The reason for this behavior by Certbot is that your old certificate covers bothallcountyguitar.com and another domain, enetapplication.com. But when you asked for the new certificate, you didn't mention the second domain, so Certbot concluded that you must want a new, separate certificate that only covers allcountyguitar.com without enetapplication.com. It then went ahead and got that certificate, saving it in a new location that your web server application doesn't know anything about.
I would suggest deleting this unused new certificate with certbot delete, unless you specifically wanted enetapplication.com to no longer be covered by a certificate.
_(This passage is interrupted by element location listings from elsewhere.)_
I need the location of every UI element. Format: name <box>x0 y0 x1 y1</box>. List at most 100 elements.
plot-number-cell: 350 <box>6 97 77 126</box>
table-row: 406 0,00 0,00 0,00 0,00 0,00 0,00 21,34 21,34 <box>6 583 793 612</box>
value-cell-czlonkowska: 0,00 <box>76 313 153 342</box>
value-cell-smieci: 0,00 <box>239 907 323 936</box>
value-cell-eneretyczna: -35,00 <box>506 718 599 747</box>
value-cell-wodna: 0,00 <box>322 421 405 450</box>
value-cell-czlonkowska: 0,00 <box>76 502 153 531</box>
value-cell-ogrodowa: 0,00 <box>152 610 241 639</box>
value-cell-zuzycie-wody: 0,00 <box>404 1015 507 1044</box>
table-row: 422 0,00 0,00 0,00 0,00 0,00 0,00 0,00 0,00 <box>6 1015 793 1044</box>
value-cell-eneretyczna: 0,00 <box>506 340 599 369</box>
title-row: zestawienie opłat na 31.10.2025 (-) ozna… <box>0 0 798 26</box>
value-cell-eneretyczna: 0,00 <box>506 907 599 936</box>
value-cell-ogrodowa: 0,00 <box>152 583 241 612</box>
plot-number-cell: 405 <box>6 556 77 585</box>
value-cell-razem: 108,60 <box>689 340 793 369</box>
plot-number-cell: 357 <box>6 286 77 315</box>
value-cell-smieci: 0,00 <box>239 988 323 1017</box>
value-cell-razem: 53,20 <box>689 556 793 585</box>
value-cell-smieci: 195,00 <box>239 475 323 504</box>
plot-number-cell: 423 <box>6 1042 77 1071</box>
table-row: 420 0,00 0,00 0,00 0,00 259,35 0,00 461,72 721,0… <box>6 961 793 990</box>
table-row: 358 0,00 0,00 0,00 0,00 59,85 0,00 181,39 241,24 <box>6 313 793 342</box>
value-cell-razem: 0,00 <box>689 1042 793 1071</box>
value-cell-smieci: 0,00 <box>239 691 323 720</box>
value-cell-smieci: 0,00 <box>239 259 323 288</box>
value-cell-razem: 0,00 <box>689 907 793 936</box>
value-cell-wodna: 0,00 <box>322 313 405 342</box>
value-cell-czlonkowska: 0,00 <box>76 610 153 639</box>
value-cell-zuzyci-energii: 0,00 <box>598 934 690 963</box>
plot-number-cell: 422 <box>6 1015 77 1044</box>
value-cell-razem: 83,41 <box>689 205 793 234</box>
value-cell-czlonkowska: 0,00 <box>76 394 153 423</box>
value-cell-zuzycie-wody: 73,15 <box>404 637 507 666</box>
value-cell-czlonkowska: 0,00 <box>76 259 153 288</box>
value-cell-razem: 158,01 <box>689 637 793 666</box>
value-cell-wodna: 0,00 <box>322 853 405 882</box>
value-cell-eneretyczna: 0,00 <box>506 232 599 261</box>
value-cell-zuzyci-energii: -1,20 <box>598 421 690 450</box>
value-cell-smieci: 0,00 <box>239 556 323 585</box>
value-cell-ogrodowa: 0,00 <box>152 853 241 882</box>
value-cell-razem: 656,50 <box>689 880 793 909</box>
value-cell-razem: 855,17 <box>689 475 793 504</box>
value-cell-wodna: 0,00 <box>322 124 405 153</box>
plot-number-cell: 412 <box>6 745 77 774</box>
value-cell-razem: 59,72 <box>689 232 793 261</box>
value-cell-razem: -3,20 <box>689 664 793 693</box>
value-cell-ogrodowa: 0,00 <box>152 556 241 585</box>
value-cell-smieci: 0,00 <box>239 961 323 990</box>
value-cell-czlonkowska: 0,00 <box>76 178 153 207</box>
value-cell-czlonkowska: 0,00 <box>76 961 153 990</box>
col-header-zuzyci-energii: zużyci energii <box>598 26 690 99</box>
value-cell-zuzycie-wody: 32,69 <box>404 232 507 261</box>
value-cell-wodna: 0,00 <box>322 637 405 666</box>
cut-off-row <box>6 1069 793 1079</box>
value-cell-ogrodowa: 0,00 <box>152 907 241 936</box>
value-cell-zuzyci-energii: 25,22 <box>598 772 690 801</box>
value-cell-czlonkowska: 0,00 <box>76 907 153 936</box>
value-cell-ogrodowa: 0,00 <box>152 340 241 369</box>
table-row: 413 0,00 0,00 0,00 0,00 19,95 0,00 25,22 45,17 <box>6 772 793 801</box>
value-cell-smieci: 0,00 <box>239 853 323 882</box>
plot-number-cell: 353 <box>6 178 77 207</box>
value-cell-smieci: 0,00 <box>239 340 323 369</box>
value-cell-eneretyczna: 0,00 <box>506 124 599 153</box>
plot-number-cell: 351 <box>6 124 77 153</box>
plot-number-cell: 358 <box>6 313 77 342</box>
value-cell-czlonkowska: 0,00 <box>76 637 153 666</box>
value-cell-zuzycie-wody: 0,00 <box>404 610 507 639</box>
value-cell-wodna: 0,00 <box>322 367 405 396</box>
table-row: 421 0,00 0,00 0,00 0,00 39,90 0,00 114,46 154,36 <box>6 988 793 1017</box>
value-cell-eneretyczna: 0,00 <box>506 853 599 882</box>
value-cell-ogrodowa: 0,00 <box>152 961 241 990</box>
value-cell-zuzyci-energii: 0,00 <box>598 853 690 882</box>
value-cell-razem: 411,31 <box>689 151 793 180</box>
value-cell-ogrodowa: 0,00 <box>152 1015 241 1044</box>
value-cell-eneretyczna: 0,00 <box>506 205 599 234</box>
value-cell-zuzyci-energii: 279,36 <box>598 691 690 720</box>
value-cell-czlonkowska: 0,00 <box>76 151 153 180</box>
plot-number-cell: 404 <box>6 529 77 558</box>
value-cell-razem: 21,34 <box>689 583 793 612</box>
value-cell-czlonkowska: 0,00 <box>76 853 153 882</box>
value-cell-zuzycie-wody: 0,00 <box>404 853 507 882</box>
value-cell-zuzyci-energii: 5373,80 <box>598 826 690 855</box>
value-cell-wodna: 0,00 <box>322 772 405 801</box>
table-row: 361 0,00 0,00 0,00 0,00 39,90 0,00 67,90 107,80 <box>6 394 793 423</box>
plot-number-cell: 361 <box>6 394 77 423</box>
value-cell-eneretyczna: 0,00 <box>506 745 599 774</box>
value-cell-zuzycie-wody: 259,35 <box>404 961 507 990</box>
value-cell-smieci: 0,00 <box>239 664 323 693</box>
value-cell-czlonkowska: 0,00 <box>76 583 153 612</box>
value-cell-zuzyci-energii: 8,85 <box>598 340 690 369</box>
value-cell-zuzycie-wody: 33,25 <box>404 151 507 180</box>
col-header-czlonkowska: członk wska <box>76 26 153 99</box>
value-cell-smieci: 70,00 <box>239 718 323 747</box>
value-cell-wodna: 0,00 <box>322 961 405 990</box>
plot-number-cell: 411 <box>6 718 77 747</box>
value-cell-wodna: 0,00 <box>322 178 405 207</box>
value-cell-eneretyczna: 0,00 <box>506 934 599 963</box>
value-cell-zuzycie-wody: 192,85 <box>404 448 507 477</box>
After that, you can use the normally-recommended certbot renew to renew your existing certificate.
certbot renew has various advantages over certbot certonly for a renewal:
It only tries to renew certificates that are less than one month from expiry, so it's safe to run it very frequently (we recommend twice per day)
It uses your existing certificates on disk to decide which domain names and file locations to use, without changing anything
It tries to renew any Certbot-created certificates on your system that are in need of a renewal, in one single invocation of the Certbot command
that is fantastic - thank you so much and kind of realized that this was a quality organization when I joined and now see that in fact it is what I thought, careful and responsive thanks to the membership
certbot and certbot-auto are synonyms depending on the way you installed Certbot on your particular system. So for both commands you should use ./certbot-auto instead of certbot in the command.
I need to clean up others that threw errors but all domains were processed, and the domain allcountyguitar.com "lock" is now showing the renewed expiration date!